For information about KOI or to assess AI opportunities in your healthcare facility, contact HT-X.
Frequently asked questions
Early models like GPT-4 achieve about 77% accuracy — the same level as human doctors. But the real problem isn't precision: it's that ChatGPT sends patient clinical data to OpenAI's servers in the USA, violating GDPR and European healthcare regulations. HT-X's KOI uses on-premise AI models (like DeepSeek R1) achieving 97.5% accuracy without any data leaving the hospital.
ASA-PS (American Society of Anesthesiologists Physical Status) classification is the global standard for preoperative risk assessment. It ranges from ASA 1 (healthy patient) to ASA 5 (moribund patient).
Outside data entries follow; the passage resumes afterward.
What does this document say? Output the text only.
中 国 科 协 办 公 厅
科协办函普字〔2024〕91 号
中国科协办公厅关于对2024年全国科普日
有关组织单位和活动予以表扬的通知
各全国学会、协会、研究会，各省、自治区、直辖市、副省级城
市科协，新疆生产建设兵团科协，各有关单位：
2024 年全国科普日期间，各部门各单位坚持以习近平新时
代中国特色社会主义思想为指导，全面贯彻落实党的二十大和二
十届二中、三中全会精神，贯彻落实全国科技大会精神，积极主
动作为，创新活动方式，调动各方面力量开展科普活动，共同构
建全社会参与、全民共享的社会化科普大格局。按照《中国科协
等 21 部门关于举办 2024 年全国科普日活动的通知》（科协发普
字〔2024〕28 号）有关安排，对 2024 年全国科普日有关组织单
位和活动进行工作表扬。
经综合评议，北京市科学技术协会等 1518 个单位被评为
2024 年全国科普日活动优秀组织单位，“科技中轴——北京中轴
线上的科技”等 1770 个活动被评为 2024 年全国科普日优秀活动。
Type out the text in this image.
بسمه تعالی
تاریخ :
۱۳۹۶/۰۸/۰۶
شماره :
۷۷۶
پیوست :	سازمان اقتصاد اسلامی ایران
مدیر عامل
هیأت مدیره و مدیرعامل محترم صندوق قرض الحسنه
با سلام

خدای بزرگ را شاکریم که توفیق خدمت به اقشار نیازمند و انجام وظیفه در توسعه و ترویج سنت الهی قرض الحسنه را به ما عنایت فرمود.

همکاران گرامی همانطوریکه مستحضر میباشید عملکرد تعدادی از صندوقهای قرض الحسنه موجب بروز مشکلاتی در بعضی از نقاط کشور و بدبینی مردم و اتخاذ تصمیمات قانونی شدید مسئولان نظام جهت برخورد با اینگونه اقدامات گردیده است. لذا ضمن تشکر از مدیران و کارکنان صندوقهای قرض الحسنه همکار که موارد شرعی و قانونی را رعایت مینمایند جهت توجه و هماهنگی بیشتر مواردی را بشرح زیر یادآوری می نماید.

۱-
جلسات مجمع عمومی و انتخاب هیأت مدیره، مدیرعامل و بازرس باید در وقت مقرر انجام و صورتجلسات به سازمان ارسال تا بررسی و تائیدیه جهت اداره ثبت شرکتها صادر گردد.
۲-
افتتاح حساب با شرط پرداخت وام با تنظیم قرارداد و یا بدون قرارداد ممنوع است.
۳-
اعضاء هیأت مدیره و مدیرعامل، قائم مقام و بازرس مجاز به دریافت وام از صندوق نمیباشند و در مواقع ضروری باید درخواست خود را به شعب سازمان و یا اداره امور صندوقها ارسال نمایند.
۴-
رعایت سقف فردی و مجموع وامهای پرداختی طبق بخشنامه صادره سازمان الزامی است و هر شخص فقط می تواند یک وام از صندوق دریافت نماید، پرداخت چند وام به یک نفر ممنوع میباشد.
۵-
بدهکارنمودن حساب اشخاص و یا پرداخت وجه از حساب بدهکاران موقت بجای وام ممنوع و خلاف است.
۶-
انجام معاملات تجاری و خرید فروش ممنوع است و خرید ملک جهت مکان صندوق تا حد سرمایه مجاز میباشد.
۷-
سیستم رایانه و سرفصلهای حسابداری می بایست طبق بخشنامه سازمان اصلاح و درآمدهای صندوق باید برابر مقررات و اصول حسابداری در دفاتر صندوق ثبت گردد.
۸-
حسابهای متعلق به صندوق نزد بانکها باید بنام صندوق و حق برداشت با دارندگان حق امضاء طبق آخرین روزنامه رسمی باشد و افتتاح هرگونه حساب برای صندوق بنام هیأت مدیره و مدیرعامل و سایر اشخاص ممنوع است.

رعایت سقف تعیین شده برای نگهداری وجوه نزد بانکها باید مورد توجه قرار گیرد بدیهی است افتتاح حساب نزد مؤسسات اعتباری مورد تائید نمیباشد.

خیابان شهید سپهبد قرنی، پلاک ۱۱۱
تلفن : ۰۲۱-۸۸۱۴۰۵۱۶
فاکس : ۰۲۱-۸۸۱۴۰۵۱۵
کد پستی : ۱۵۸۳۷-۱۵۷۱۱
It's critical because it determines anaesthetic precautions, but doctors agree on the correct class only 70% of the time — a problem AI can solve.
KOI is undergoing certification as a medical device under the European MDR regulation and IEC 62304 standard for medical software. The system is designed as a decision-support tool: the final classification remains the anaesthetist's responsibility. The scientific study has been submitted for peer review to Informatics in Medicine Unlocked (Elsevier).